Vu la procédure suivante :
Par une requête, enregistrée le 7 février 2020, M. C demande au tribunal :
1°) d'annuler la décision référencée " 48 " du 4 janvier 2020 par laquelle le ministre de l'intérieur lui a notifié un retrait de quatre points de son permis de conduire à la suite de la commission d'une infraction le 27 novembre 2018 à Nantes ;
2°) d'enjoindre au ministre de l'intérieur de lui restituer les points illégalement retirés.
Par un mémoire en défense, enregistré le 6 avril 2020, le ministre de l'intérieur conclut au rejet de la requête.
Par un courrier adressé par le président de la formation de jugement au moyen de l'application " Télérecours citoyens " le 24 juin 2022, M. B a été invité, sur le fondement des dispositions de l'article R. 612-5-1 du code de justice administrative, à confirmer expressément, dans le délai d'un mois, le maintien de ses conclusions.

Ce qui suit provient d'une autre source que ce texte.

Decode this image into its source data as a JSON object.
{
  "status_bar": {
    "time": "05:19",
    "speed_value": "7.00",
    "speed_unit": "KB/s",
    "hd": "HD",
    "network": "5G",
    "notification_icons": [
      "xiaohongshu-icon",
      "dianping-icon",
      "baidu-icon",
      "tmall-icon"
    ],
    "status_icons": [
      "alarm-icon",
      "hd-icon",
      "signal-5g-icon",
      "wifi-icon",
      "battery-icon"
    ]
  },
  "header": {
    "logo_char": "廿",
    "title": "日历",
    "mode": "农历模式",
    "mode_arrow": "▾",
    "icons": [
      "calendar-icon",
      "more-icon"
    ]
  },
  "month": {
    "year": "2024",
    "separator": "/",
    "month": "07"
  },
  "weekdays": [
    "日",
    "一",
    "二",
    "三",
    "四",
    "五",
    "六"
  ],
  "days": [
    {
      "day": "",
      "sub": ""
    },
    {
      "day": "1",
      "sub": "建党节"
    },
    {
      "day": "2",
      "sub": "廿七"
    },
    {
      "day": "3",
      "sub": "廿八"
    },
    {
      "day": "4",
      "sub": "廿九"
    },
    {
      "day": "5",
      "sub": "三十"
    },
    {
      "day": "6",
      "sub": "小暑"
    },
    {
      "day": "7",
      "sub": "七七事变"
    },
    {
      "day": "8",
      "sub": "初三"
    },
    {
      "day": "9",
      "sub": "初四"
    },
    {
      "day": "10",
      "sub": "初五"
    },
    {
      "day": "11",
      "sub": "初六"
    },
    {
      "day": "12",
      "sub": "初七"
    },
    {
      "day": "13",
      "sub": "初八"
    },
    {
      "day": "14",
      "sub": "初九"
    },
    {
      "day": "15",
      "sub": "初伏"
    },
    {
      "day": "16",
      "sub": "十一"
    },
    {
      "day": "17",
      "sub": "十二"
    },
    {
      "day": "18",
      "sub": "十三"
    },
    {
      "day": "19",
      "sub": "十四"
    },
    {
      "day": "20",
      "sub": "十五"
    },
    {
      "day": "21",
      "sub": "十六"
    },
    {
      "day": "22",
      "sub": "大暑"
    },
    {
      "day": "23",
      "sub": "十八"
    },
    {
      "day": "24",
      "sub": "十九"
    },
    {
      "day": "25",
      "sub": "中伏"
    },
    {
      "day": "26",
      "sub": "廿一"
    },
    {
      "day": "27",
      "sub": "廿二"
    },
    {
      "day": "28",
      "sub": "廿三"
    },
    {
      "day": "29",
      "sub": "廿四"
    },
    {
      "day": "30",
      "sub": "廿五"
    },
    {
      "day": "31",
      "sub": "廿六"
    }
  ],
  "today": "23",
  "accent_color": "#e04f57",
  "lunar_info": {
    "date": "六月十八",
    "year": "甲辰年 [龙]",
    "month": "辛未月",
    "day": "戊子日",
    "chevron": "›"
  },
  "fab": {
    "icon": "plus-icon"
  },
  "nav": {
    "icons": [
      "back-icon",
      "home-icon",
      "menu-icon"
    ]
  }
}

Vu les autres pièces du dossier.
Vu le code de justice administrative.
Considérant ce qui suit :
1. D'une part, aux termes de l'article R. 222-1 du code de justice administrative : " Les présidents () de formation de jugement des tribunaux () peuvent, par ordonnance : / 1° Donner acte des désistements ; () ".

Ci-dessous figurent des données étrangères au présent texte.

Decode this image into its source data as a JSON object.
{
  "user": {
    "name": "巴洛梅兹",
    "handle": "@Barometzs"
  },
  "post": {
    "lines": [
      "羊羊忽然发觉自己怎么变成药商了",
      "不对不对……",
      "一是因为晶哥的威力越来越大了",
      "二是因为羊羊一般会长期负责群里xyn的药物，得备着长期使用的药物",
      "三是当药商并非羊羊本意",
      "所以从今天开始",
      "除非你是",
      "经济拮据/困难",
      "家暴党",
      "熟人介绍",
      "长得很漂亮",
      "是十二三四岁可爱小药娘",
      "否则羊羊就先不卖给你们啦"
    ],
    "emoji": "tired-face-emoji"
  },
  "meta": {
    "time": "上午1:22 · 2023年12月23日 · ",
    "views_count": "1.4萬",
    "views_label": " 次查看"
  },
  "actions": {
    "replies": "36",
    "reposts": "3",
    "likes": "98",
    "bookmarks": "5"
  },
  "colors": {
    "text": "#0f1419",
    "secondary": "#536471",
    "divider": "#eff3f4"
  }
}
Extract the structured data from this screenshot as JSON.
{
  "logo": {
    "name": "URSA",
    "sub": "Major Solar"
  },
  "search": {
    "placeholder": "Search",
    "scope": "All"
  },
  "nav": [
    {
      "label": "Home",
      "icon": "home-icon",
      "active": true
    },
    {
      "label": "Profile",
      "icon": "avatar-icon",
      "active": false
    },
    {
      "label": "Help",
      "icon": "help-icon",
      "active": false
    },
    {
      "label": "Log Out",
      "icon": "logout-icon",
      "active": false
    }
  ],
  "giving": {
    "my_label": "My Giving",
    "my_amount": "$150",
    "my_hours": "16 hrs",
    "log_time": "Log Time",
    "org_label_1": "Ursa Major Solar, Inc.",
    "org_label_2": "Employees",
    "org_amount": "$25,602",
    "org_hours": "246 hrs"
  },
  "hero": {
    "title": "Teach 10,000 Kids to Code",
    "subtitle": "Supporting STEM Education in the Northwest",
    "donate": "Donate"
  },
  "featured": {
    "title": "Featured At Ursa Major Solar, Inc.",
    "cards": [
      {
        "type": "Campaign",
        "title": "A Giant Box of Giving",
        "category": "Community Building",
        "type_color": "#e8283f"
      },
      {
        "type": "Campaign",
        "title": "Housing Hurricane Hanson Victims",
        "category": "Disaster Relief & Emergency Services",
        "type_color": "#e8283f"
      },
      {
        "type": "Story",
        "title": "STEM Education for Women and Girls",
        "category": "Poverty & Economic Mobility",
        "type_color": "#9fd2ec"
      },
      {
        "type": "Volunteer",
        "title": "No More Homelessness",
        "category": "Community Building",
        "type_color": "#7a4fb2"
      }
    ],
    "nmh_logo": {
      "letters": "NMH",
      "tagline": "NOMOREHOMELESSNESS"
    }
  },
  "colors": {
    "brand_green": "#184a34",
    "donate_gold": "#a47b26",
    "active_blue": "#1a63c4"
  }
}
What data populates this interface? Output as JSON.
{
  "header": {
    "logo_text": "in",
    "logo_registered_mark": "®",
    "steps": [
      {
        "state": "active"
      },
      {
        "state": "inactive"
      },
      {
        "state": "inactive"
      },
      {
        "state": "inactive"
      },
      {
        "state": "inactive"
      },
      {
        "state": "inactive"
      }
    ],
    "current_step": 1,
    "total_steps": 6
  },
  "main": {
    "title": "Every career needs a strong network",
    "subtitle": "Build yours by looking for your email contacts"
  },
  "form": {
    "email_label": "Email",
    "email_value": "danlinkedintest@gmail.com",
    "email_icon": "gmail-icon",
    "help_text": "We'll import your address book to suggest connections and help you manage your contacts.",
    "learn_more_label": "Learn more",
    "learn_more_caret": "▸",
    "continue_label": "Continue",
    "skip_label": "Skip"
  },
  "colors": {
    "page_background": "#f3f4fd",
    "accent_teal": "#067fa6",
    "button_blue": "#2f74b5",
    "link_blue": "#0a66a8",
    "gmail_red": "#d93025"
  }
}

2. D'autre part, aux termes de l'article R. 612-5-1 du même code : " Lorsque l'état du dossier permet de s'interroger sur l'intérêt que la requête conserve pour son auteur, le président de la formation de jugement ou le président de la chambre chargée de l'instruction, peut inviter le requérant à confirmer expressément le maintien de ses conclusions. La demande qui lui est adressée mentionne que, à défaut de réception de cette confirmation à l'expiration du délai fixé, qui ne peut être inférieur à un mois, il sera réputé s'être désisté de l'ensemble de ses conclusions ".
3. En application des dispositions de l'article R. 612-5-1 du code de justice administrative, M. B a été invité, par un courrier du tribunal qui lui a été adressé par le biais de l'application " Télérecours citoyens " le 24 juin 2022 et lu le même jour, à confirmer expressément le maintien de ses conclusions dans le délai d'un mois et informé de ce que, à défaut de confirmation, il serait réputé s'être désisté d'office. Aucune confirmation n'étant parvenue à la juridiction dans ce délai, M. B doit être réputé s'être désisté de sa requête. Dès lors, il y a lieu de donner acte de ce désistement.
O R D O N N E :
Article 1er : Il est donné acte du désistement de M. B.

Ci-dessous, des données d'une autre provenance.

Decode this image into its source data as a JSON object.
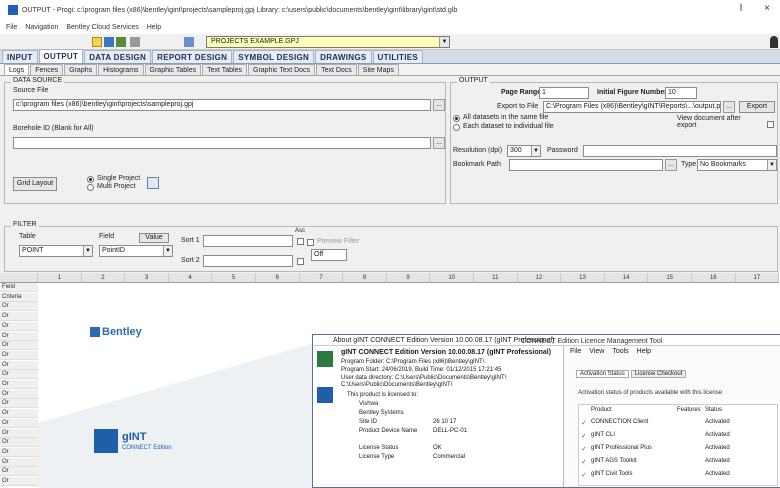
{
  "window": {
    "title": "OUTPUT - Progi: c:\\program files (x86)\\bentley\\gint\\projects\\sampleproj.gpj  Library: c:\\users\\public\\documents\\bentley\\gint\\library\\gint\\std.glb",
    "minimize": "ǀ",
    "close": "×"
  },
  "menu": {
    "items": [
      "File",
      "Navigation",
      "Bentley Cloud Services",
      "Help"
    ]
  },
  "toolbar": {
    "project_combo": "PROJECTS EXAMPLE.GPJ"
  },
  "main_tabs": [
    {
      "label": "INPUT"
    },
    {
      "label": "OUTPUT"
    },
    {
      "label": "DATA DESIGN"
    },
    {
      "label": "REPORT DESIGN"
    },
    {
      "label": "SYMBOL DESIGN"
    },
    {
      "label": "DRAWINGS"
    },
    {
      "label": "UTILITIES"
    }
  ],
  "sub_tabs": [
    {
      "label": "Logs"
    },
    {
      "label": "Fences"
    },
    {
      "label": "Graphs"
    },
    {
      "label": "Histograms"
    },
    {
      "label": "Graphic Tables"
    },
    {
      "label": "Text Tables"
    },
    {
      "label": "Graphic Text Docs"
    },
    {
      "label": "Text Docs"
    },
    {
      "label": "Site Maps"
    }
  ],
  "data_source": {
    "title": "DATA SOURCE",
    "source_file_label": "Source File",
    "source_file_value": "c:\\program files (x86)\\bentley\\gint\\projects\\sampleproj.gpj",
    "borehole_label": "Borehole ID  (Blank for All)",
    "borehole_value": "",
    "browse": "...",
    "grid_layout_button": "Grid Layout",
    "single_project": "Single Project",
    "multi_project": "Multi Project"
  },
  "output": {
    "title": "OUTPUT",
    "page_range_label": "Page Range",
    "page_range_value": "1",
    "initial_figure_label": "Initial Figure Number",
    "initial_figure_value": "10",
    "export_to_file_label": "Export to File",
    "export_to_file_value": "C:\\Program Files (x86)\\Bentley\\gINT\\Reports\\...\\output.pdf",
    "export_button": "Export",
    "all_datasets": "All datasets in the same file",
    "each_dataset": "Each dataset to individual file",
    "view_document": "View document after export",
    "resolution_label": "Resolution (dpi)",
    "resolution_value": "300",
    "password_label": "Password",
    "bookmark_path_label": "Bookmark Path",
    "type_label": "Type",
    "bookmark_type": "No Bookmarks"
  },
  "filter": {
    "title": "FILTER",
    "table_label": "Table",
    "table_value": "POINT",
    "field_label": "Field",
    "field_value": "PointID",
    "value_label": "Value",
    "sort1_label": "Sort 1",
    "sort2_label": "Sort 2",
    "asc_label": "Asc",
    "preview_filter_label": "Preview Filter",
    "off_value": "Off"
  },
  "grid": {
    "columns": [
      "1",
      "2",
      "3",
      "4",
      "5",
      "6",
      "7",
      "8",
      "9",
      "10",
      "11",
      "12",
      "13",
      "14",
      "15",
      "16",
      "17"
    ],
    "rows": [
      "Field",
      "Criteria",
      "Or",
      "Or",
      "Or",
      "Or",
      "Or",
      "Or",
      "Or",
      "Or",
      "Or",
      "Or",
      "Or",
      "Or",
      "Or",
      "Or",
      "Or",
      "Or",
      "Or",
      "Or",
      "Or"
    ]
  },
  "splash": {
    "brand": "Bentley",
    "product": "gINT",
    "edition": "CONNECT Edition"
  },
  "about": {
    "title": "About gINT CONNECT Edition Version 10.00.08.17 (gINT Professional)",
    "ims_title": "CONNECT Edition Licence Management Tool",
    "heading": "gINT CONNECT Edition Version 10.00.08.17 (gINT Professional)",
    "program_folder": "Program Folder: C:\\Program Files (x86)\\Bentley\\gINT\\",
    "program_start": "Program Start: 24/06/2019, Build Time: 01/12/2015 17:21:45",
    "user_data": "User data directory: C:\\Users\\Public\\Documents\\Bentley\\gINT\\",
    "user_data_2": "C:\\Users\\Public\\Documents\\Bentley\\gINT\\",
    "licensed_to": "This product is licensed to:",
    "fields": [
      {
        "k": "Vishwa",
        "v": ""
      },
      {
        "k": "Bentley Systems",
        "v": ""
      },
      {
        "k": "Site ID",
        "v": "26 10 17"
      },
      {
        "k": "Product Device Name",
        "v": "DELL-PC-01"
      },
      {
        "k": "License Status",
        "v": "OK"
      },
      {
        "k": "License Type",
        "v": "Commercial"
      }
    ],
    "menu": [
      "File",
      "View",
      "Tools",
      "Help"
    ],
    "tabs": [
      "Activation Status",
      "License Checkout"
    ],
    "status_note": "Activation status of products available with this license",
    "cols": [
      "Product",
      "Features",
      "Status"
    ],
    "products": [
      {
        "name": "CONNECTION Client",
        "status": "Activated"
      },
      {
        "name": "gINT CLI",
        "status": "Activated"
      },
      {
        "name": "gINT Professional Plus",
        "status": "Activated"
      },
      {
        "name": "gINT AGS Toolkit",
        "status": "Activated"
      },
      {
        "name": "gINT Civil Tools",
        "status": "Activated"
      }
    ]
  }
}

Article 2 : La présente ordonnance sera notifiée à M. A B et au ministre de l'intérieur et des outre-mer.
Fait à Nantes, le 23 septembre 2022.
Le président,
L. MARTIN
La République mande et ordonne au ministre de l'intérieur et des outre-mer en ce qui le concerne ou à tous commissaires de justice à ce requis en ce qui concerne les voies de droit commun contre les parties privées, de pourvoir à l'exécution de la présente décision.